Some of the comments in today's call may constitute forward-looking statements within the meaning of the Private Securities Reform Act of 1995. These forward-looking statements are subject to risks and uncertainties. Actual results may differ materially from those discussed today, and the company undertakes no obligation to update these statements unless required by law. For a more detailed discussion of these and other risk factors, Investors should review the forward-looking statements section of the earnings press release issued this morning, as well as, other disclosures in the most recent Form 10-K and in other Willis Towers Watson SEC filings.
During the call, certain non-GAAP financial measures may be discussed. For reconciliation of the non-GAAP measures as well as other information regarding these measures, please refer to the most recent earnings release and other materials in the Investor Relations section of the company's website.
I'll now turn the call over to Carl Hess, WTW's Chief Executive Officer. Please go ahead.
Carl Hess
Good morning, everyone. Thank you for joining us for WTW Second Quarter 2023 Earnings Call. Joining me today is Andrew Krasner, our Chief Financial Officer.

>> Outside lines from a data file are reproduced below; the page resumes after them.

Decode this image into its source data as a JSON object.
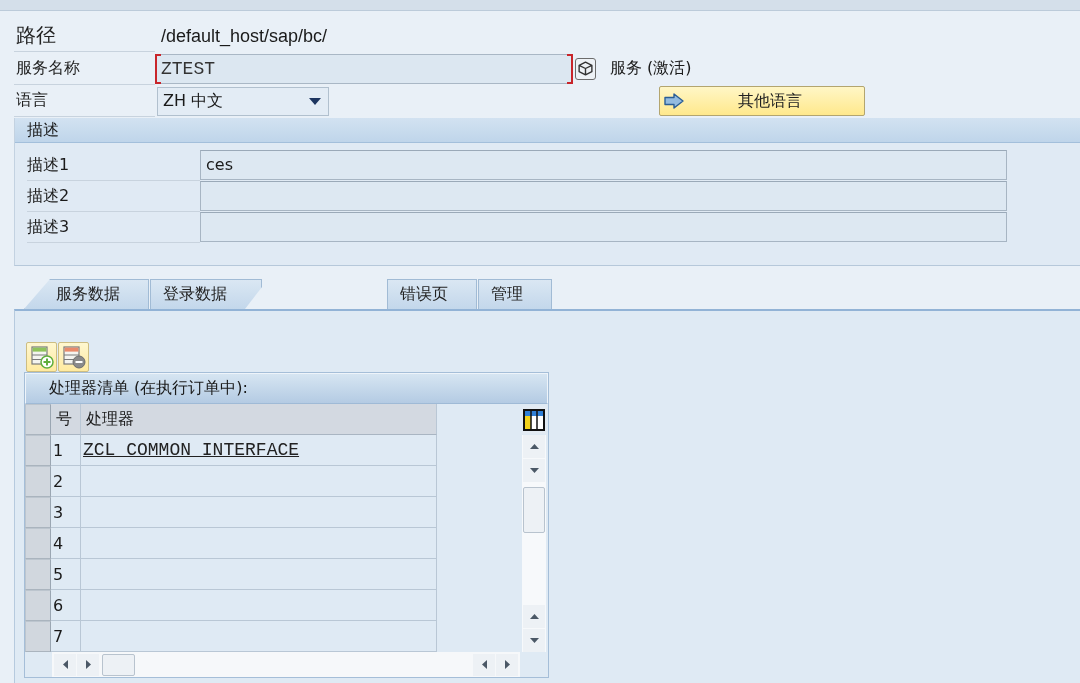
{
  "header": {
    "path": {
      "label": "路径",
      "value": "/default_host/sap/bc/"
    },
    "service_name": {
      "label": "服务名称",
      "value": "ZTEST",
      "status": "服务 (激活)"
    },
    "language": {
      "label": "语言",
      "value": "ZH 中文"
    },
    "other_languages_button": {
      "label": "其他语言"
    }
  },
  "description": {
    "title": "描述",
    "rows": [
      {
        "label": "描述1",
        "value": "ces"
      },
      {
        "label": "描述2"
      },
      {
        "label": "描述3"
      }
    ]
  },
  "tabs": [
    {
      "label": "服务数据",
      "selected": false
    },
    {
      "label": "登录数据",
      "selected": false
    },
    {
      "label": "错误页",
      "selected": false
    },
    {
      "label": "管理",
      "selected": false
    }
  ],
  "handler_list": {
    "title": "处理器清单 (在执行订单中):",
    "columns": [
      "号",
      "处理器"
    ],
    "rows": [
      {
        "number": "1",
        "handler": "ZCL_COMMON_INTERFACE"
      },
      {
        "number": "2"
      },
      {
        "number": "3"
      },
      {
        "number": "4"
      },
      {
        "number": "5"
      },
      {
        "number": "6"
      },
      {
        "number": "7"
      }
    ]
  }
}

We continue to see our strategic initiatives resonate strongly in the marketplace as reflected in the 7% organic revenue growth we recorded in the second quarter. This solid result reflected continued strong growth across our entire portfolio of businesses despite significant challenges from outsized book of business sales in each of our segments in the prior year. Excluding book of business activity, organic revenue growth at the enterprise level would have been 9%. We're very encouraged by the sustained top line momentum and the positive response we've seen from clients to our investments in talented technology across all our businesses.
At the same time, we faced margin headwinds from those investments as well as wage inflation in prior year book sales that limited our progress on driving margin expansion and earnings growth this quarter. The continued success of our transformation program, which exceeded our expectations yet again partially offset these headwinds. All in all, adjusted operating margin declined by 90 basis points for the quarter, which resulted in adjusted earnings per share of $2.05. Though we had a decline in adjusted operating margin this quarter, as we've said before, our progress in margin expansion won't always be linear. However, we don't expect margin declines in any full year period.